Current M1-3D zoning also permits commercial and light manufacturing uses at densities three times greater than residential uses are allowed and has no fixed height limit.

The rezoning would limit heights to 33 and 40 feet in low-rise areas, with height limits of 70 feet permitted where multifamily buildings already exist. Along portions of Northern Blvd. new housing would be allowed up to 125 feet.

Because the rezoning would remove current restrictions on residential development and conversions, more than 1,500 housing units, of which about 190 would be affordable, are projected to be developed over a 10-year period if it is approved.

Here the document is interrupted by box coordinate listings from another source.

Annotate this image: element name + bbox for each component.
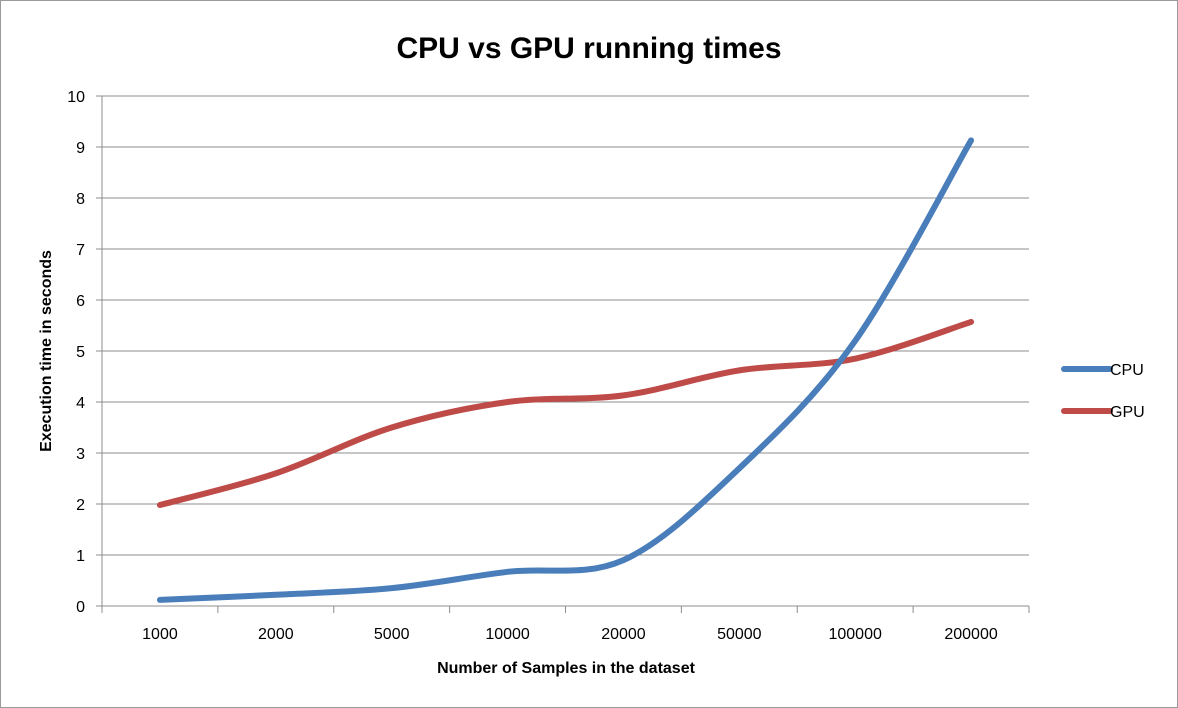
y-tick-label: 6 xyxy=(76,293,85,310)
x-tick-label: 2000 xyxy=(258,626,294,643)
legend-label-gpu: GPU xyxy=(1110,404,1145,421)
y-tick-label: 5 xyxy=(76,344,85,361)
x-tick-label: 100000 xyxy=(828,626,881,643)
y-tick-label: 7 xyxy=(76,242,85,259)
y-tick-labels: 0 1 2 3 4 5 6 7 8 9 10 xyxy=(67,89,85,616)
y-tick-label: 4 xyxy=(76,395,85,412)
y-tick-label: 10 xyxy=(67,89,85,106)
x-tick-label: 50000 xyxy=(717,626,762,643)
x-axis-title: Number of Samples in the dataset xyxy=(437,660,696,677)
y-axis-title: Execution time in seconds xyxy=(38,250,55,452)
axes xyxy=(96,95,1030,613)
series-line-cpu xyxy=(156,137,975,603)
x-tick-label: 1000 xyxy=(142,626,178,643)
x-tick-label: 200000 xyxy=(944,626,997,643)
y-tick-label: 0 xyxy=(76,599,85,616)
y-tick-label: 9 xyxy=(76,140,85,157)
series-lines xyxy=(156,137,975,603)
x-tick-label: 20000 xyxy=(601,626,646,643)
gridlines xyxy=(102,95,1029,556)
chart-title: CPU vs GPU running times xyxy=(396,32,781,65)
y-tick-label: 1 xyxy=(76,548,85,565)
series-line-gpu xyxy=(156,318,975,509)
x-tick-labels: 1000 2000 5000 10000 20000 50000 100000 200000 xyxy=(142,626,998,643)
y-tick-label: 8 xyxy=(76,191,85,208)
y-tick-label: 2 xyxy=(76,497,85,514)
legend: CPU GPU xyxy=(1061,362,1145,421)
y-tick-label: 3 xyxy=(76,446,85,463)
x-tick-label: 5000 xyxy=(374,626,410,643)
legend-label-cpu: CPU xyxy=(1110,362,1144,379)
x-tick-label: 10000 xyxy=(485,626,530,643)
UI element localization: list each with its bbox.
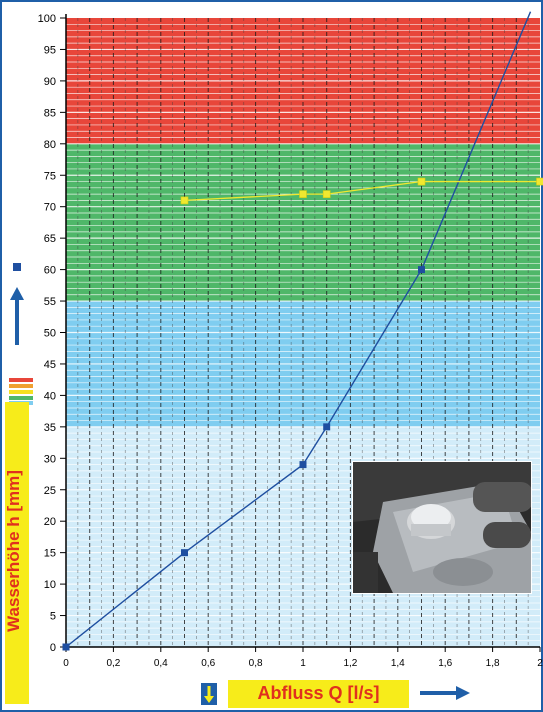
y-tick-label: 65 — [44, 233, 56, 245]
y-tick-label: 90 — [44, 76, 56, 88]
y-tick-label: 55 — [44, 296, 56, 308]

"The people pushing for this rezoning said. "Well, so do we. Businesses aren't putting up buildings next to homes. No business owner would want to build a big structure in this area. These are narrow streets. You can't get trucks down them very easily. There are better places to expand in."

Fortino added that building owners in the area under consideration have already received "E" designations for their properties, which means the FAR (Floor Area Ratio, or ratio of building to lot size) can be cut in half. While, as Fortino said, no business owner in the area of Dutch Kills set for rezoning wants to put up huge buildings, neither do they want to see their FAR cut in half, which would mean any building plans would involve applying for a variance. "That's one of the reasons we're not mounting a rezoning campaign," Fortino said. "We don't want to have to seek a variance if we want to make some minor changes to our property."

Not only would decreasing the FAR by more than half, from 5 to 2, place untenable restrictions on business owners, it would also hamper development of those areas which would benefit most from it. "Thirty-first Street from 36th to 37th Avenue is a prime site for commercial development," Fortino said. "Why restrict the possibilities with a FAR that's half what it is now? This 5 FAR will actually protect the residents, not hurt them. With the FAR as it is now, a big commercial building like a hotel can't be plunked down right next to a house. The 2 FAR makes that a possibility."

Especially galling to the business owners is the fact that City Planning has refused to discuss the issue. They smile and say, "We'll be here and you can talk all you want, but that doesn't mean we're going to listen," another person who owns property in the area said. "We were never notified that the area was even being considered for rezoning," Fortino said. "The city isn't obligated to advertise anywhere but in the City Record. Tell me, who reads that? All our comments and suggestions have fallen on deaf ears. We need to know that the city is committed to listening to what we have to suggest."